November 23, 2024
Guerre del golfo 1991/2016. Era in gioco non il Kuwait ma la leadership del mondo post-bipolare
Il mondo era cambiato, doveva cambiare o forse, più propriamente, stava cambiando. Nessuno poteva dire con certezza come sarebbe cambiato. Il 1989 era alle spalle. La simbologia del Muro riempiva l’immaginario. Il violoncello di Mstislav Rostropovich era risuonato a Berlino sull’antico confine. Bush pensava a come gestire in futuro le alleanze della guerra fredda. Gorbaciov tentava di salvare i resti dell’Unione Sovietica. Fu necessario un azzardo di Saddam Hussein, considerato un satrapo di provincia e quindi manipolabile, per accelerare l’ora della verità sul bipolarismo, sull’Onu, sull’Europa e sul Sud del mondo rappresentato intanto dall’Iraq e dal Medio Oriente.
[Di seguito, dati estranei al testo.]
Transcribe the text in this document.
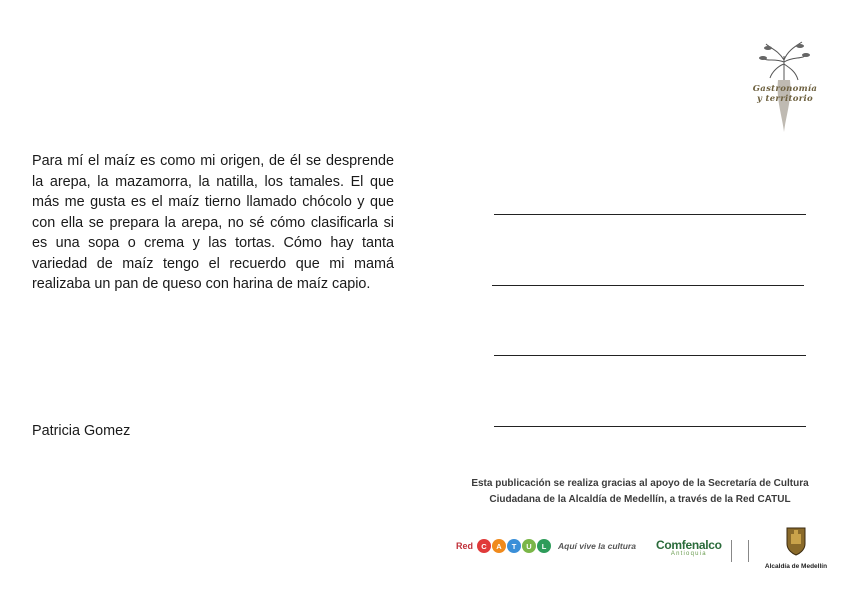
Gastronomía
y territorio

Para mí el maíz es como mi origen, de él se desprende la arepa, la mazamorra, la natilla, los tamales. El que más me gusta es el maíz tierno llamado chócolo y que con ella se prepara la arepa, no sé cómo clasificarla si es una sopa o crema y las tortas. Cómo hay tanta variedad de maíz tengo el recuerdo que mi mamá realizaba un pan de queso con harina de maíz capio.

Patricia Gomez

Esta publicación se realiza gracias al apoyo de la Secretaría de Cultura
Ciudadana de la Alcaldía de Medellín, a través de la Red CATUL
Red	C	A	T	U	L	Aquí vive la cultura Comfenalco
Antioquia
Alcaldía de Medellín
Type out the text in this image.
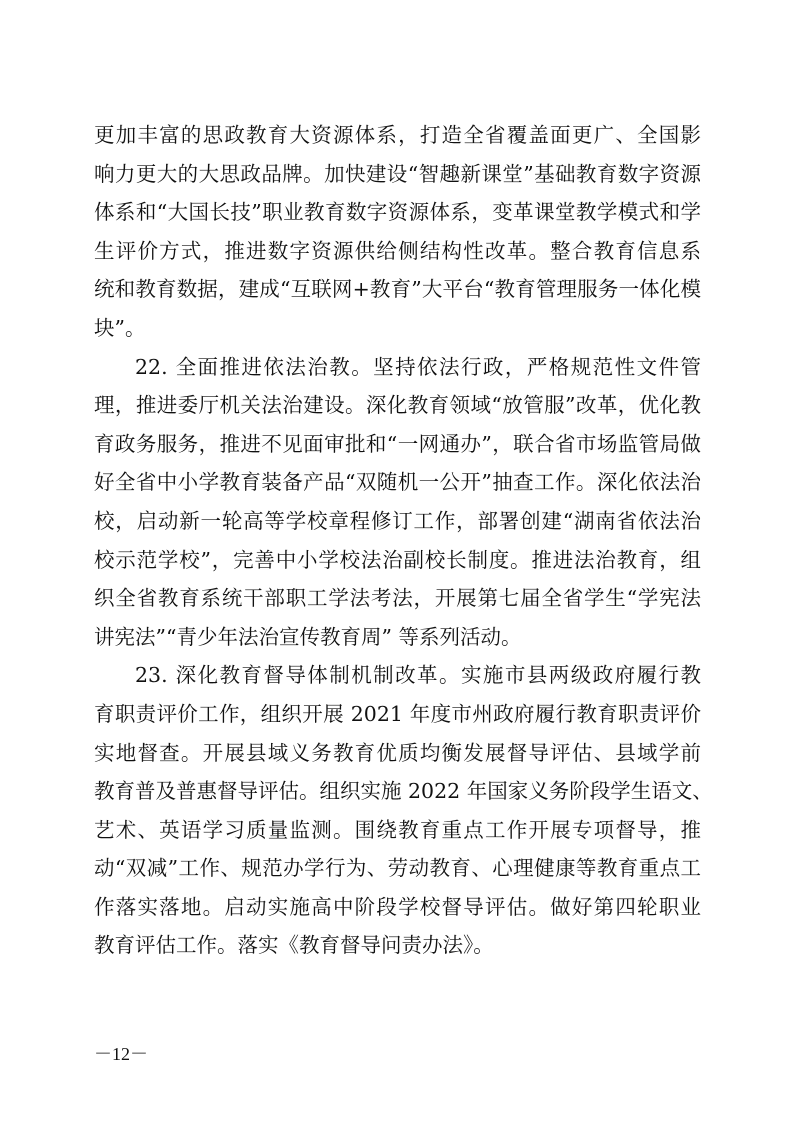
更加丰富的思政教育大资源体系，打造全省覆盖面更广、全国影
响力更大的大思政品牌。加快建设“智趣新课堂”基础教育数字资源
体系和“大国长技”职业教育数字资源体系，变革课堂教学模式和学
生评价方式，推进数字资源供给侧结构性改革。整合教育信息系
统和教育数据，建成“互联网+教育”大平台“教育管理服务一体化模
块”。
22. 全面推进依法治教。坚持依法行政，严格规范性文件管
理，推进委厅机关法治建设。深化教育领域“放管服”改革，优化教
育政务服务，推进不见面审批和“一网通办”，联合省市场监管局做
好全省中小学教育装备产品“双随机一公开”抽查工作。深化依法治
校，启动新一轮高等学校章程修订工作，部署创建“湖南省依法治
校示范学校”，完善中小学校法治副校长制度。推进法治教育，组
织全省教育系统干部职工学法考法，开展第七届全省学生“学宪法
讲宪法”“青少年法治宣传教育周” 等系列活动。
23. 深化教育督导体制机制改革。实施市县两级政府履行教
育职责评价工作，组织开展 2021 年度市州政府履行教育职责评价
实地督查。开展县域义务教育优质均衡发展督导评估、县域学前
教育普及普惠督导评估。组织实施 2022 年国家义务阶段学生语文、
艺术、英语学习质量监测。围绕教育重点工作开展专项督导，推
动“双减”工作、规范办学行为、劳动教育、心理健康等教育重点工
作落实落地。启动实施高中阶段学校督导评估。做好第四轮职业
教育评估工作。落实《教育督导问责办法》。
－12－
Il colpo di mano che portò all’occupazione irachena del Kuweit nacque come un regolamento di conti fra governi arabi al termine della lunga guerra fra Iraq e Iran, lanciata da Saddam nel 1980 e chiusa nel 1988 con un nulla di fatto. Di per sé lo scontro fra Iraq e Iran era un capitolo ulteriore della storia iniziata nel VII secolo con l’espansione dell’islam e dell’arabicità verso est. La rivoluzione di Khomeini era uscita dagli schemi che parevano acquisiti introducendo la religione al posto delle ideologie mondane. All’interno della comunità musulmana, tornò d’attualità la faida fra sciiti e sunniti. L’Iraq, dove gli sciiti erano maggioranza ma con un apparato di potere tradizionalmente controllato dall’establishment civile e militare sunnita, si scoprì vulnerabile.